Freeschooling: Democracy and Love
Both free. Both schools. Both radical in their alternative approaches to learning.
CIDOC, a gathering of minds created by Ivan Illich in 1960, was a retreat/school of friendship and learning for adults in Cuernavaca, Mexico. (It is now a language school.) Centro Intercultural de Documentación offered a variety of classes which adults could attend as they wished. Instructors listed their courses and whoever had an interest in that topic showed up.
Ivan Illich’s friend, John McKnight (2002) describes CIDOC:
He was surrounded by people of every persuasion and nationality, and the rich creativity of the dialogue was a tribute to his convivial household. While the talk could have been understood as intellectual, it was distinguished by its passionate excitement. These were people who had brought their lives, as well as their minds. (p. 49)
Eugene J. Burkart (2002) adds:
What he had done at CIDOC was very different from any educational institution I was familiar with. It had little administration, no salaried staff, and no credits or degrees issued. Yet about the place there was a palpable air of devotion to learning. (p. 153)
Summerhill, a school begun by A.S. Neill, still runs to this day. Founded in 1921, long before Ivan Illich’s CIDOC, the school offered an alternative to public schooling based a few basic principles:
Children deserve happiness.
Schools cause unhappiness.
Children deserve to be free to make many choices in their life (including what and when to learn).
Self-governing, even for children, must be part of any democracy.

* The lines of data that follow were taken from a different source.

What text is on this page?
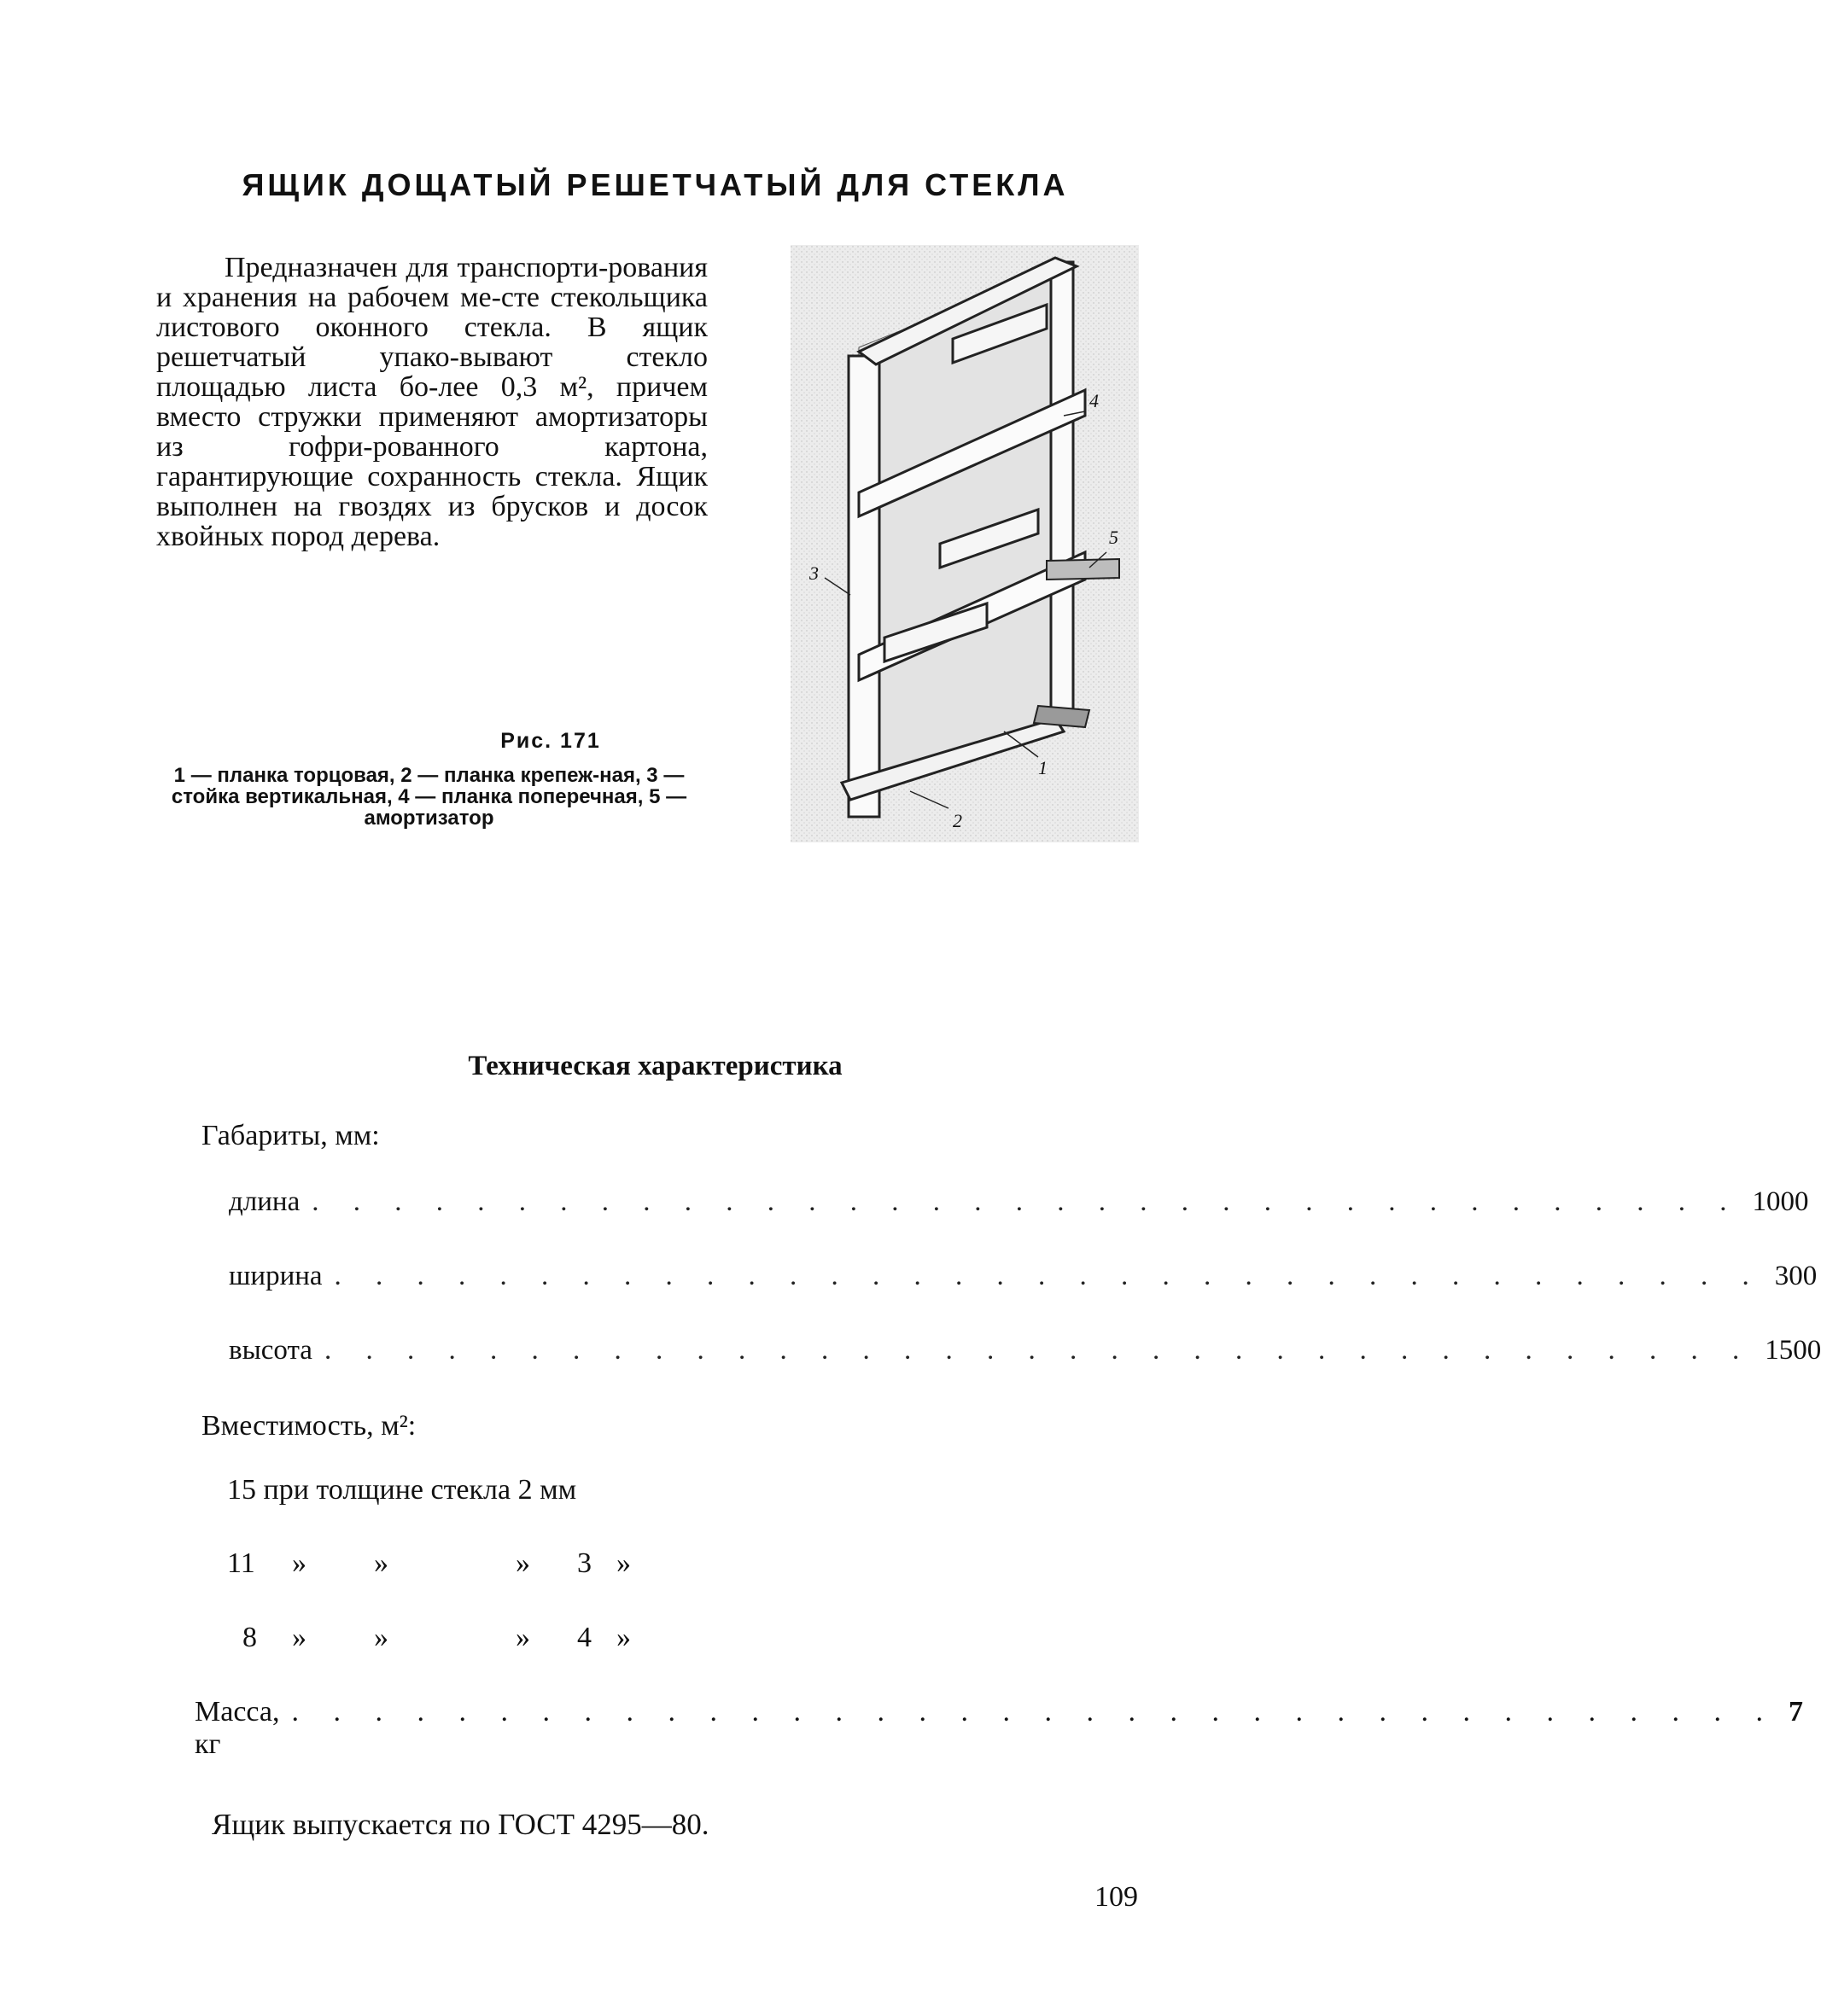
ЯЩИК ДОЩАТЫЙ РЕШЕТЧАТЫЙ ДЛЯ СТЕКЛА
Предназначен для транспорти-рования и хранения на рабочем ме-сте стекольщика листового оконного стекла. В ящик решетчатый упако-вывают стекло площадью листа бо-лее 0,3 м², причем вместо стружки применяют амортизаторы из гофри-рованного картона, гарантирующие сохранность стекла. Ящик выполнен на гвоздях из брусков и досок хвойных пород дерева.
4
5
3
1
2
Рис. 171
1 — планка торцовая, 2 — планка крепеж-ная, 3 — стойка вертикальная, 4 — планка поперечная, 5 — амортизатор
Техническая характеристика
Габариты, мм:
длина . . . . . . . . . . . . . . . . . . . . . . . . . . . . . . . . . . . 1000
ширина . . . . . . . . . . . . . . . . . . . . . . . . . . . . . . . . . . . 300
высота . . . . . . . . . . . . . . . . . . . . . . . . . . . . . . . . . . . 1500
Вместимость, м²:
15 при толщине стекла 2 мм
11 » »	» 3 »
8 » »	» 4 »
Масса, кг
. . . . . . . . . . . . . . . . . . . . . . . . . . . . . . . . . . . . 7
Ящик выпускается по ГОСТ 4295—80.
109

As A.S. Neill (1992/1960) described the school as: “Self-government for the pupils and staff, freedom to go to lessons or stay away, freedom to play for days or weeks or years if necessary, freedom from any indoctrination whether religious or moral or political” (p. 3).
In both cases, students live and learn as they wish. Children at Summerhill (Kindergarten through high school) are given the same freedom in learning that adults at CIDOC were. A child who had no interest in literacy is allowed to play in the playground; an adult with no interest in basket weaving can simply not take the course.
But how can this work, you are asking. How can a child learn everything necessary?
Consider this. Is sitting in a desk all day necessary? Is passing a state or federal standardized test necessary? Is being bullied necessary? Is learning consumerism through a school vending machine necessary? Is being separated from everything else in the community all day necessary?
What is necessary is pretty basic. We need to know how to care for ourselves and love others. We need to know what is safe. We need food. We need community. We need shelter.
Calculus can be learned from a book, a free one if you have a library card. Literacy can be picked up whenever the child is ready. Science is all around us. (We just purchased a very inexpensive star chart, for example. We do science experiments in our kitchen. We find fractals and Fibonacci numbers in the forest preserves. And this is all with a 4-year-old and a 6-year-old.)
What really challenges us from A.S. Neill’s work is the role of love. “Hate breeds hate, and love breeds love. Love means approving of children and that is essential in any school. You can’t be on the side of children if you punish them and storm at them” (p. 13).
Sure, I can offer “classes” every day that my kids can come to or not come to. We do that already. I ask if they want to do music time, they say yes, and so we learn about rhythm before choosing an instrument and singing Michael Finnegan.
But to remind myself that punishing and storming at my children defeats the whole purpose of deschooling, that is truly radical thinking.
Both Neill and Illich encouraged others to be creative thinkers, to live outside of institutional mandates so that we carve out a meaningful life for ourselves.
“Obedience is a virtue, so much so that few in later life can challenge anything” (Neill, 1992/1960, p. 5). We do not want a generation of robots, but in our schooling, as in our parenting, we want complete obedience.
(Ivan Illich was quick to point out the etymology of obedience, the strong connection to listening rather than submission.)
Parenting beyond the obedience discourse is the challenge: listening more than storming. This is freeschooling. This is deschooling ourselves, deschooling our parenting. It’s a hope that democracy might still have something to teach us.
WORKS CITED AND FURTHER READING:
Burkart, E.J. (2002). From the Economy to Friendship: My Years Studying Ivan Illich. In L.Hoinacki & C. Mitcham (Eds.), The Challenges of Ivan Illich: A Collective Reflection (pp. 153-162). Albany, NY: State University of New York Press.
Illich, I. (2004/1970). Deschooling Society. New York: Marion Boyers.
McKnight, J.L. (2002). On Ivan Illich and His Friends. In L. Hoinacki & C. Mitcham (Eds.),The Challenges of Ivan Illich: A Collective Reflection (pp. 49-52). Albany, NY: State
Neill, A.S. (1992/1960). Summerhill School: A New View of Childhood. (Ed. Albert Lamb). New York: St. Martin’s Griffin.